Further, company’s website, is the most common yet effective method to set an impression. The first thing a candidate does after hearing of a potential job opportunity, is to go through the website. The basic thing he/she looks for is “About the company”, and “Motive or Vision”. ‘First impression is the last impression’, is not only true for the employer taking an interview, but also for the candidate when he/she visits the website or meets his/her interviewers. It is difficult to cater to the different preferences of candidates. What works for one may not work for the other. But there are a few things which can completely change the mind of a candidate while looking at the company’s website. For example, an ad popping up as soon as the site opens will create a significant annoyance for the visitor. Too many pop ups , or a complicated interface can add to the negative list for the company. Hence, over marketing is never a wise choice. On the contrary, a section on CSR activities posted by a company on their website can create a positive impact.

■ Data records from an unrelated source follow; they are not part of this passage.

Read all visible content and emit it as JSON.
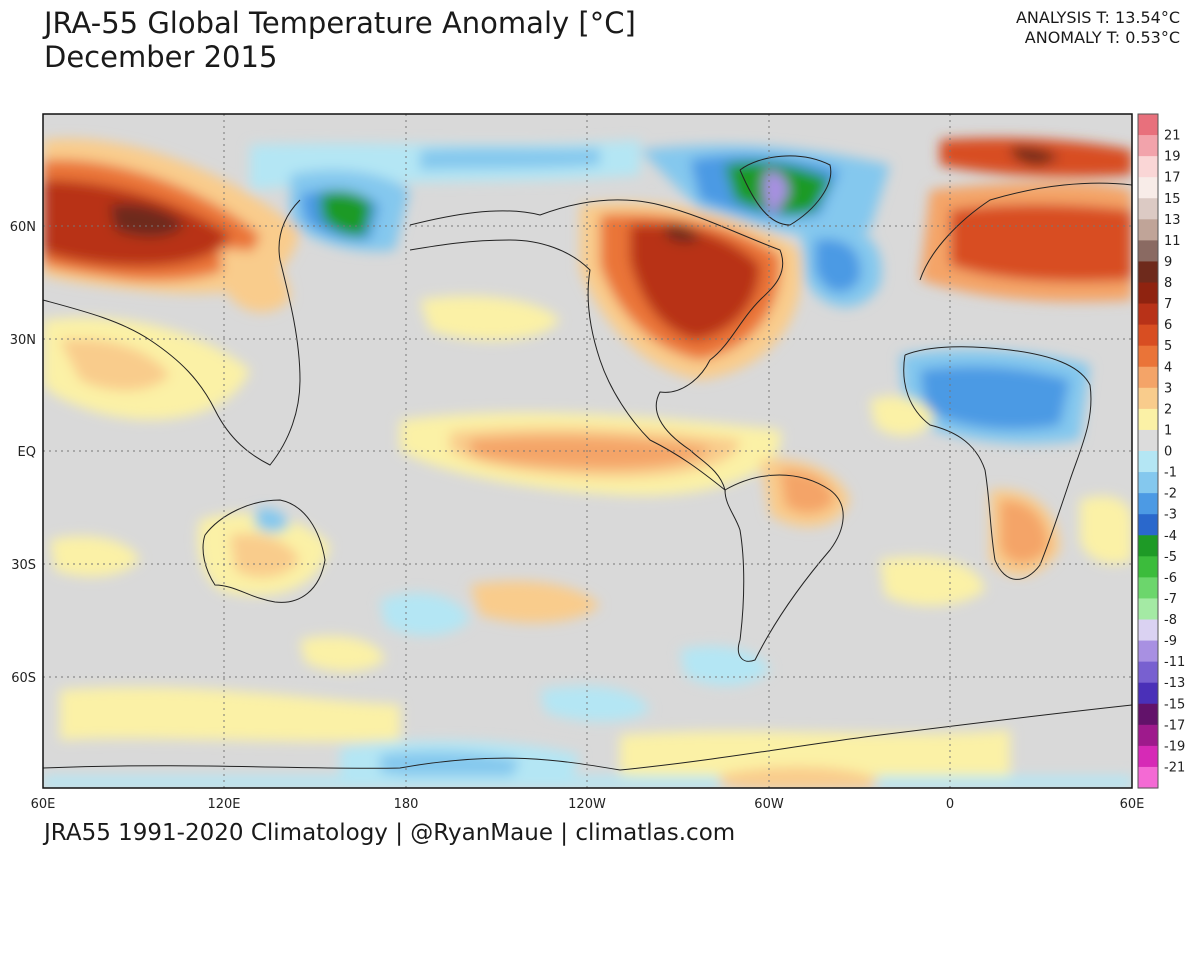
{
  "header": {
    "title_line1": "JRA-55 Global Temperature Anomaly [°C]",
    "title_line2": "December 2015"
  },
  "stats": {
    "analysis": "ANALYSIS T: 13.54°C",
    "anomaly": "ANOMALY T: 0.53°C"
  },
  "footer": {
    "credits": "JRA55 1991-2020 Climatology | @RyanMaue | climatlas.com"
  },
  "axes": {
    "x_ticks": [
      "60E",
      "120E",
      "180",
      "120W",
      "60W",
      "0",
      "60E"
    ],
    "y_ticks": [
      "60N",
      "30N",
      "EQ",
      "30S",
      "60S"
    ],
    "grid": true
  },
  "colorbar": {
    "labels": [
      "21",
      "19",
      "17",
      "15",
      "13",
      "11",
      "9",
      "8",
      "7",
      "6",
      "5",
      "4",
      "3",
      "2",
      "1",
      "0",
      "-1",
      "-2",
      "-3",
      "-4",
      "-5",
      "-6",
      "-7",
      "-8",
      "-9",
      "-11",
      "-13",
      "-15",
      "-17",
      "-19",
      "-21"
    ],
    "colors": [
      "#e8707c",
      "#f2a3ab",
      "#fad6d6",
      "#f8ece8",
      "#dccac4",
      "#c0a498",
      "#8a6a62",
      "#6e2a1c",
      "#8f2310",
      "#b83218",
      "#d84e22",
      "#ea7438",
      "#f4a468",
      "#f9cc8c",
      "#fbf1a6",
      "#dcdcdc",
      "#b4e6f4",
      "#84c8ee",
      "#4c9ae4",
      "#2a68cc",
      "#1e9a26",
      "#3cbc3c",
      "#6cd66c",
      "#a4eaa4",
      "#dad2f2",
      "#a890e2",
      "#7860d0",
      "#4a30b8",
      "#62126a",
      "#9e1a8c",
      "#d62ab6",
      "#f46ad4"
    ]
  }
}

Apart from the website aspect and social presence in general, candidate experience, (as soon as he/she enters your premises) is crucial, now this is counter intuitive to the infographic you see at the top of the blog. While traditional thinking is that Talent Marketing stops once a candidate has applied for an opportunity, the reality is that’s when the “rubber hits the road”. If not more its equal to a traveller entering a hotel he booked for holidays. The candidate may not have invested in monetary terms, but he/she comes with time, energy, and qualifications which your organisation desires. Long waiting hours, poor coordination, cold communication, are characteristics which aren’t overlooked by the candidates. So Talent Marketing is actually every touchpoint of the candidate with the organization and if anything else, the start of the application process marks the “business end” of talent marketing.

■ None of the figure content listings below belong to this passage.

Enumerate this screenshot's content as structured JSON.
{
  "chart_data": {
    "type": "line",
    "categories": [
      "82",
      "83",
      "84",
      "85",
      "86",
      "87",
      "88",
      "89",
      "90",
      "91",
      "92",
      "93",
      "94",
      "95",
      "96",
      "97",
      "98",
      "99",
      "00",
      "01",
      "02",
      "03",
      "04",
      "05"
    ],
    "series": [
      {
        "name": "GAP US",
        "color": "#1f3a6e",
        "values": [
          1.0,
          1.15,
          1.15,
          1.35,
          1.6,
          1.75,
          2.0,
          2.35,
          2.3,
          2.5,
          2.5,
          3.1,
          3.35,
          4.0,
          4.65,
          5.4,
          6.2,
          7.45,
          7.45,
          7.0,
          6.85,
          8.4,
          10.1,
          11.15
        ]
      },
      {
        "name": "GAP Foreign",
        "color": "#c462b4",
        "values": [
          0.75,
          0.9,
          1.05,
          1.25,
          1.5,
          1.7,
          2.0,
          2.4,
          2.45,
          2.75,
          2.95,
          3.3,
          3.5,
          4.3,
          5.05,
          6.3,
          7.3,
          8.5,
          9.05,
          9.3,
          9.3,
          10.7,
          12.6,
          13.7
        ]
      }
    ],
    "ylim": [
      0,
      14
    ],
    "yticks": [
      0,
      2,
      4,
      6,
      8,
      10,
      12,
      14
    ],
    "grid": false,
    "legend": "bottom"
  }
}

Stats show that 60% of the candidates have negative candidate experience, and almost 75% voice those publicly. Word of mouth spreads like wildfire, and it isn’t always positive. Which brings us to Feedback and suggestions to help improve the lags in communication, and candidate experience.
As avoiding the candidate and treating him/her as an outsider can prove to be harmful for the company’s reputation. Potential candidates want a sense of belongingness, and also prefer an opportunity to meet the people they’re going to work with, if they decide to join. Successful brands like McDonald’s website has categories like “Benefits” and “Meet Our People” where they share their employees’ stories, roles, images, and testimonials.
A simple quality that is perceived as a benefit by the candidate, can make your company stand out in front of your competitors. Like, a precise and easy to understand job description.
So, your company might not have a separate department for Talent Marketing, but it is omnipresent, and also a holistic approach to recruitment. If you keep the candidate’s welfare in mind, it is an easy goal to attain. Ultimately, it all comes down to the company’s reputation, you make it or break it.